My wife and I are different, which is a very good thing. She likes a room to have… well, room. While I have often seen space as something to fill with stuff, Carrie finds “open and airy” peaceful and refreshing, and she disdains clutter. In my hurry I sometimes lay an object down in a random place, or keep things out and visible because I don’t want to forget something. However, she notices right away if an item does not belong in a particular space, and it bugs her.
In my penchant for creative reuse and my determination to have one or more of anything we might ever need, without her boundaries I could have easily become a hoarder. But thank God, our visitors need not thread their way through tottering stacks, cardboard boxes, and random pieces of wood. Carrie holds the line (and I behave as long as I get to keep an area that’s my own). I have to admit, though, she’s rubbing off on me, and when my space gets too messy it now bothers me enough to clean it up.
The apostle Paul cautioned believers to not make room for some things, and to make room for others. In the last half of Ephesians 4, he described how unbelievers live “in the futility of their minds.” Futile thinking is pointless, useless, and completely ineffective. That kind of mental process won’t get a person anywhere good in the long run, and unfortunately the habit doesn’t immediately disappear upon being born again. Romans 8:6 puts the choice before us rather bluntly: The mind set on the flesh is death, but the mind set on the Spirit is life and peace. Knowing the ultimate result of a wrong mindset, Paul cautioned believers to make no provision for the flesh— don’t give it any room to operate in your life (Romans 13:14).

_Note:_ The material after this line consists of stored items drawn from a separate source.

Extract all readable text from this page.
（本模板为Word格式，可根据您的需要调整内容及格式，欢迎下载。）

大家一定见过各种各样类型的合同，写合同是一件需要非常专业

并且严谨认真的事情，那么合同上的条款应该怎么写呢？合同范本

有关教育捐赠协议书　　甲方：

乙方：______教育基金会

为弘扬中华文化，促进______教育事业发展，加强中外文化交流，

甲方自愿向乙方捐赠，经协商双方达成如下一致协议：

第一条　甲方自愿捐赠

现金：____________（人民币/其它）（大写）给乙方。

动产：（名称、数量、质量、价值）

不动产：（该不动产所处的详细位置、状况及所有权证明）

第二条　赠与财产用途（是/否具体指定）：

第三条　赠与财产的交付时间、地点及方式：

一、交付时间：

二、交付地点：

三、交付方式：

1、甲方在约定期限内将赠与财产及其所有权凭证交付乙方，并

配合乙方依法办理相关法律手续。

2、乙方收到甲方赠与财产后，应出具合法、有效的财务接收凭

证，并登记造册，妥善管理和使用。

In my book Heaven Bound but Going Nowhere, I described the flesh as “anything you believe, think, say, feel, or do apart from God.” When we walk according to the flesh, we’re leaving God out of the equation. Proverbs 3:5-6 describes it as leaning on your own understanding, and offers an alternative:
Trust in the LORD with all your heart,
And lean not on your own understanding;
In all your ways acknowledge Him,
And He shall direct your paths.
Instead of figuring out everything on our own, we make room for God in our thinking and decision-making. We replace earthly wisdom (also described in James 3 as natural and demonic) with the wisdom from above. We offer no space to the devil. Like Jesus, we want to be able to say, “He has nothing in me” (John 14:30, Ephesians 4:27).
While as believers we have a new creation nature (2 Corinthians 5:17), habits like “going with our gut,” analyzing everything, and running on autopilot hold us back from God’s best. Instead of relying on our natural instincts, experience, or human logic, God urges us to bring Him into everything. He is not the author of confusion but of peace. As we declutter our minds of racing thoughts and make room for God, His perspective and wisdom will lead us on good, peaceful paths.
Thanks, JB – I like the analogy of cluttered spaces with our “cluttered” minds! Interesting parallel, and so often true!